Background and purpose: VBM has been widely used to study GM atrophy in MS. MS lesions lead to segmentation and registration errors that may affect the reliability of VBM results. Improved segmentation and registration have been demonstrated by WM LI before segmentation. DARTEL appears to improve registration versus the USM. Our aim was to compare the performance of VBM-DARTEL versus VBM-USM and the effect of LI in the regional analysis of GM atrophy in MS.

Materials and methods: 3T T1 MR imaging scans were acquired from 26 patients with RRMS and 28 age-matched NC. LI replaced WM lesions with normal-appearing WM intensities before image segmentation. VBM analysis was performed in SPM8 by using DARTEL and USM with and without LI, allowing the comparison of 4 VBM methods (DARTEL + LI, DARTEL - LI, USM + LI, and USM - LI). Accuracy of VBM was assessed by using NMI, CC, and a simulation analysis.
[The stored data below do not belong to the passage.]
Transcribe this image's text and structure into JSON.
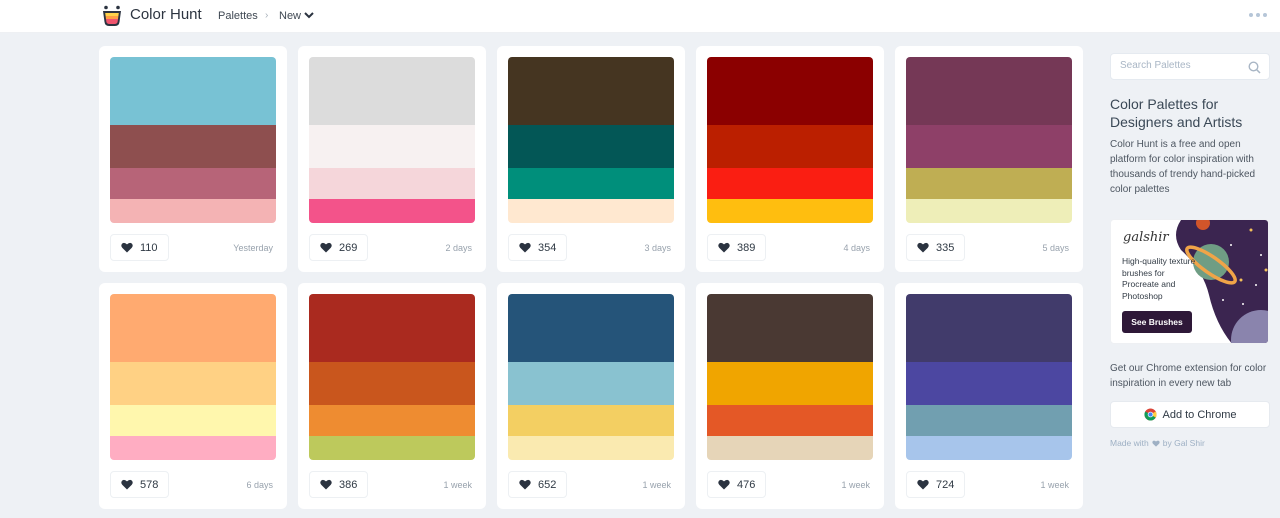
{
  "header": {
    "brand": "Color Hunt",
    "breadcrumb": [
      "Palettes",
      "New"
    ],
    "breadcrumb_separator": "›",
    "more_icon": "ellipsis-icon"
  },
  "palettes": [
    {
      "colors": [
        "#78c2d4",
        "#8e4f4f",
        "#b76478",
        "#f4b3b4"
      ],
      "likes": "110",
      "date": "Yesterday"
    },
    {
      "colors": [
        "#dcdcdc",
        "#f7f1f1",
        "#f5d6da",
        "#f3538a"
      ],
      "likes": "269",
      "date": "2 days"
    },
    {
      "colors": [
        "#453521",
        "#035756",
        "#008f7b",
        "#ffe8d0"
      ],
      "likes": "354",
      "date": "3 days"
    },
    {
      "colors": [
        "#8b0000",
        "#bb1f00",
        "#fa1e12",
        "#ffbe0f"
      ],
      "likes": "389",
      "date": "4 days"
    },
    {
      "colors": [
        "#753856",
        "#8e4068",
        "#bfae53",
        "#eeeeb8"
      ],
      "likes": "335",
      "date": "5 days"
    },
    {
      "colors": [
        "#ffaa70",
        "#ffd184",
        "#fff7ad",
        "#ffadc2"
      ],
      "likes": "578",
      "date": "6 days"
    },
    {
      "colors": [
        "#aa2a1f",
        "#c9561d",
        "#ee8c31",
        "#bdc95c"
      ],
      "likes": "386",
      "date": "1 week"
    },
    {
      "colors": [
        "#255479",
        "#89c2d0",
        "#f3cf62",
        "#faeab0"
      ],
      "likes": "652",
      "date": "1 week"
    },
    {
      "colors": [
        "#4a3933",
        "#f0a500",
        "#e45826",
        "#e6d5b8"
      ],
      "likes": "476",
      "date": "1 week"
    },
    {
      "colors": [
        "#413b6b",
        "#4c47a1",
        "#719fb0",
        "#a7c5eb"
      ],
      "likes": "724",
      "date": "1 week"
    }
  ],
  "sidebar": {
    "search_placeholder": "Search Palettes",
    "title": "Color Palettes for Designers and Artists",
    "description": "Color Hunt is a free and open platform for color inspiration with thousands of trendy hand-picked color palettes",
    "ad": {
      "signature": "galshir",
      "text": "High-quality texture brushes for Procreate and Photoshop",
      "button": "See Brushes"
    },
    "extension_text": "Get our Chrome extension for color inspiration in every new tab",
    "chrome_button": "Add to Chrome",
    "made_with_prefix": "Made with",
    "made_with_suffix": "by Gal Shir"
  }
}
Results: Overall, DARTEL + LI yielded the most accurate GM maps among the 4 methods (highest NMI and CC, P < .001). DARTEL + LI showed significant GM loss in the bilateral thalami and caudate nuclei in patients with RRMS versus NC. The other 3 methods overestimated the number of regions of GM loss in RRMS versus NC. LI improved the accuracy of both VBM methods. Simulated data suggested the accuracy of the results provided from patient MR imaging analysis.

Conclusions: We introduce a pipeline that shows promise in limiting segmentation and registration errors in VBM analysis in MS.

Fig 1.

Regions of decreased GM volume in patients with RRMS (n = 26) compared with NC (n = 28) (P < .05, corrected for multiple comparisons by using false discovery rate, cluster size >20), overlaid on a GM template (A–D). Comparisons of all 4 methods (DARTEL + LI, DARTEL − LI, USM + LI, and USM − LI) are illustrated. The pattern of GM atrophy in patients with RRMS shown by DARTEL is more focal, while with USM, it is more widespread. DARTEL + LI (C) likely yielded the most accurate results compared with DARTEL − LI (A), USM − LI (B), and USM + LI (D) (see “Discussion”). Bar is color-coded for t values. Images are presented in the neurologic convention (right side of image = right side of brain). See “Materials and Methods” and “Results” sections for more details.

Fig 2.

Regions of GM atrophy by using simulated ground truth data (A–D). Comparisons based on all methods are illustrated. Sixteen normal brain T1-weighted images were used as a control group and were compared with 2 groups of simulated patients (P < .05, corrected for multiple comparisons by using false discovery rate, cluster size >20). The results are displayed on a 3D glass brain. In 1 group (C and D), we only simulated atrophy of the thalamus and caudate, and in the other (A and B), we simulated atrophy in the same regions and added artificial lesions. DARTEL in the presence of only atrophy (C) yielded the most accurate results, detecting the atrophy under the ground truth and reducing the number of FPs compared with USM (D). The presence of lesions increased the number of FP errors in both DARTEL and USM (A and B). See “Materials and Methods” and “Results” section for more details.